PREPARED: The Coastguard Houhora team with their new boat hooked up to the trailer ready to head north after training at Auckland.
A dozen or so Houhora volunteers who have been using their own craft to aid boaties in distress for five years are ready to become Coastguard's most northerly unit.
Six of them went to Coastguard Northern Region's headquarters in Auckland last weekend for three days of training and have returnedwith their first rescue vessel, a 5.9m Niad with an aluminium hull and rubber pontoons powered by a 250 horsepower Mercury sport jet.
Coastguard Houhora president Robin Gemmell said the boat was supposed to be capable of 40 knots, "but we haven't had a chance to try it out yet."
A few Houhora volunteers began rescue duties in 2010 and affiliated with Coastguard NZ in 2012.
"We've had about 12 callouts in the past year, mainly breakdowns and towing assists, but we were also involved in a Karikari Peninsula rescue last December where we retrieved three people and were awarded a Search and Rescue NZ award," Mr Gemmell said.
The Far North unit's boat, named Coastguard Houhora, is second-hand, but its new crew are glad to have it.
"It's easier to train on a dedicated rescue vessel so so a couple of us who are qualified as skippers will work on getting all 12 to 15 members of our unit up to the high skill level required to operate this craft," Mr Gemmell said.
The 12 volunteers who went to Auckland were tuned up with lessons in navigation, search and rescue techniques, CRV handling and victim recovery.

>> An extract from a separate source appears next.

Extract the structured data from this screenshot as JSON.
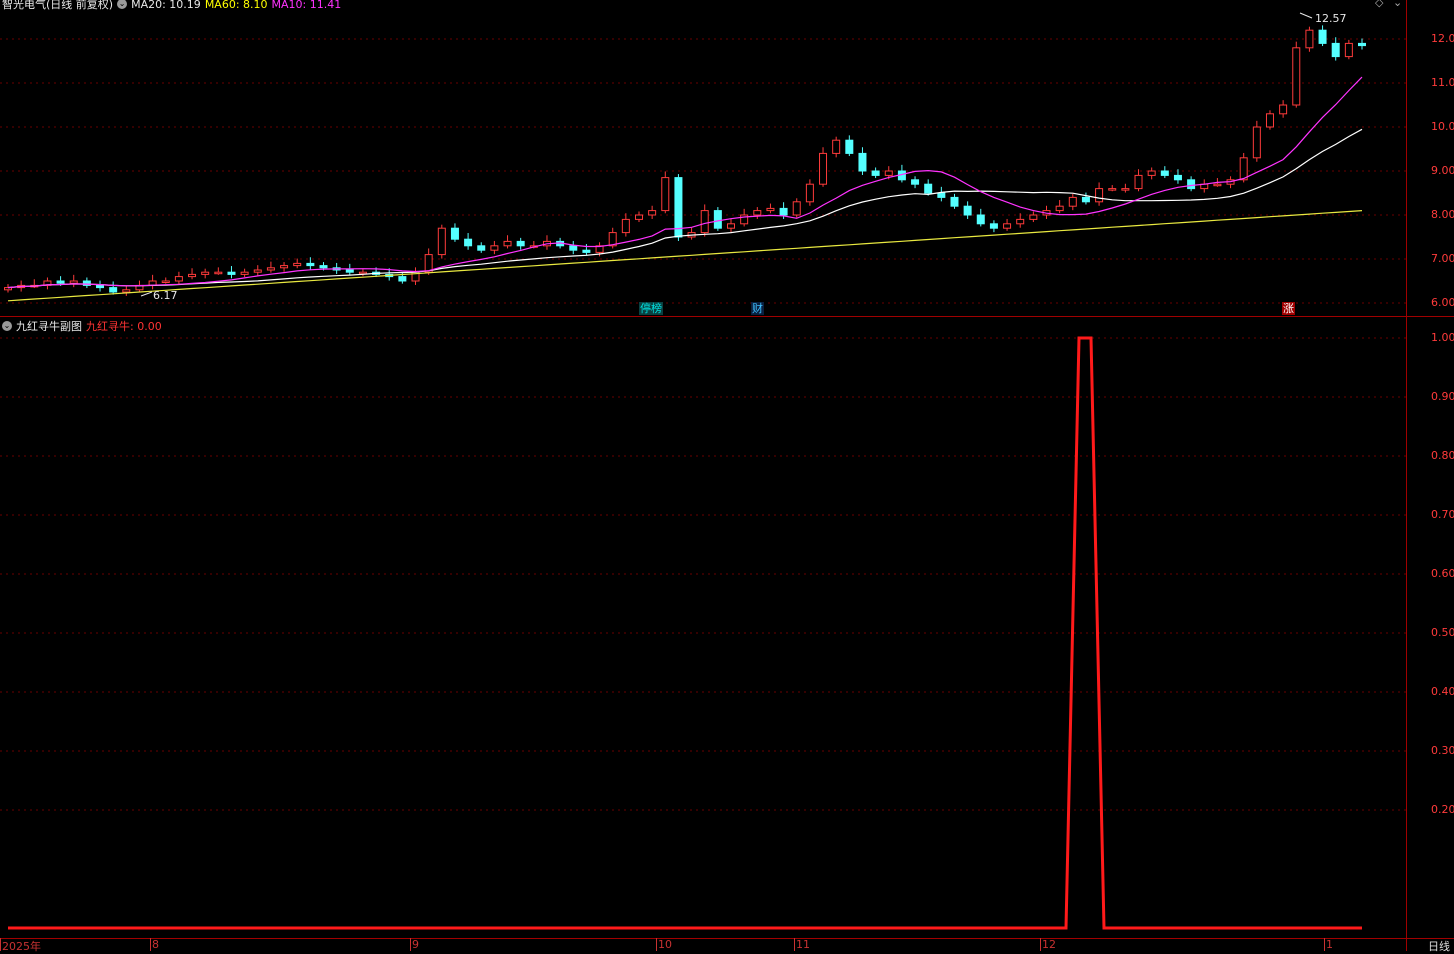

Coastguard Northern Region chief executive Callum Gillespie said: "Preparing a Coastguard unit for operational readiness is no small task as no Coastguard vessel takes to sea without its crew well trained to cope with the conditions and the situations that they might have to respond to.
"The fact that we were able to send the Houhura team back to their base far closer to readiness and towing their initial rescue vessel was the result of a great team effort by staff and volunteers from around the Northern Region."
Between now and the start of summer, the Houhora team will be working hard to complete the remaining qualifications they need to be ready to assist their community when boaties start to return to the water.
Names to accompany the image are, from left, Gillian Harper, Robin Gemmell, Murray Henderson, Greg Gemmell, Ross Wagener and Nigel Herring.